# My first project. How's I do?



## InterCounty (Apr 27, 2010)




----------



## JBM (Mar 31, 2011)




----------



## ready to roll (Mar 3, 2013)

I like the way you made it all look "Rustic".


----------



## TAHomeRepairs (Jun 18, 2012)

I had no comment, but I subscribed...


----------



## dom-mas (Nov 26, 2011)

I'm a big fan of slightly curved brickwork, specially when it looks like someone tried to make ot straight but failed. I'm also a fan of drainage cracks in the middle of stairs so you have two big thumbs up from me. I'm not crazy about border stones that have dropped away from the rest of the walkway but realise that they are necessary for proper structural stability and good drainage so I'll still call you for my next patio that I need installed


----------



## SAW.co (Jan 2, 2011)

Sorry pal, stick with flooring.

On the other hand if the customer wrote you a check then you did a fine job.
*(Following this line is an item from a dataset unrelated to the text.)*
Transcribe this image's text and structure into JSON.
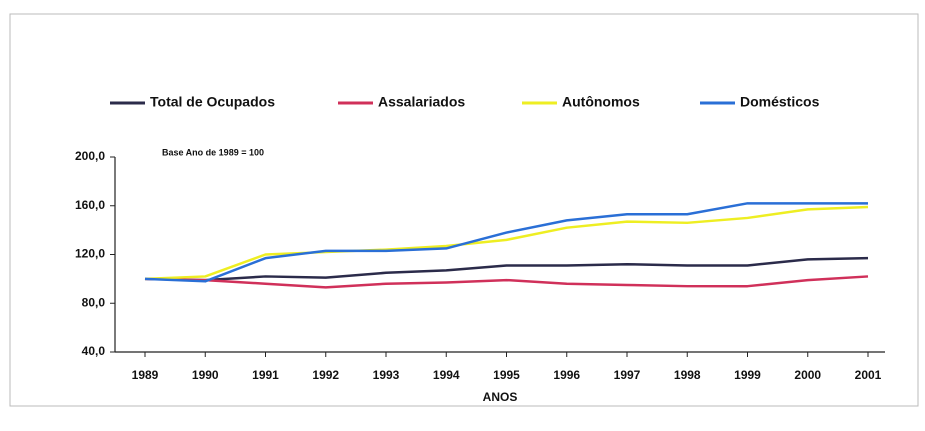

And hope that one of your local comrades doesn't grab a pic of that and post you on the WALL OF SHAME:thumbsup:


----------



## FSCROB (Aug 5, 2013)

I am guessing you should stick to hardwood. Just sayin.


----------



## parkers5150 (Dec 5, 2008)

ees joke yes???....no???????????


----------



## parkers5150 (Dec 5, 2008)

... oh I got it!!!!... before pics????:thumbsup:


----------



## EC Craftsman (May 20, 2013)

parkers5150 said:


> ... oh I got it!!!!... before pics????:thumbsup:


I sure hope so! :thumbup:


----------



## NYCB (Sep 20, 2010)

Out of everything I think my favorite is the wall product facing the wrong way with the backside totally exposed and filled with what looks like concrete.


----------



## stonecutter (May 13, 2010)

I wonder why those modular wall units are backwards too. :whistling


----------



## dbrons (Apr 12, 2010)

> I wonder why those modular wall units are backwards too.


the reverse scalloped look :thumbup:


----------



## Nick520 (May 2, 2013)

Not bad for an hours worth of work


----------



## mudpad (Dec 26, 2008)

TAHomeRepairs said:


> I had no comment, but I subscribed...


Ditto that


----------



## NYCB (Sep 20, 2010)

You see stuff like that and can only hope it was the work of a homeowner.

Always sad to find out they actually paid for it though.


----------



## asevereid (Jan 30, 2012)




----------



## j_sims (Jul 5, 2007)

sitdwnandhngon said:


> You see stuff like that and can only hope it was the work of a homeowner.
> 
> Always sad to find out they actually paid for it though.


Yeah this has the dazzling ingenuity of HO all over it....


----------



## j_sims (Jul 5, 2007)

............


----------



## InterCounty (Apr 27, 2010)

Lmao

Yeah I'm sticking to hardwood.
I was working on a floor inside this house when I saw this fuster cluck. I laughed when I saw the backwards wall block edgeing and thought of contractor talk.

Since I've been doing my dyi patio & wall peoject at my own home, I've had a dilgent eye out for hardscape lately. Been checking out every residential & commercial paver, pillar, cap, wall or walkway I come across. Was in Niagra Falls NY & Canada last week and was noticing each pedestrian paver walkway I came across.


----------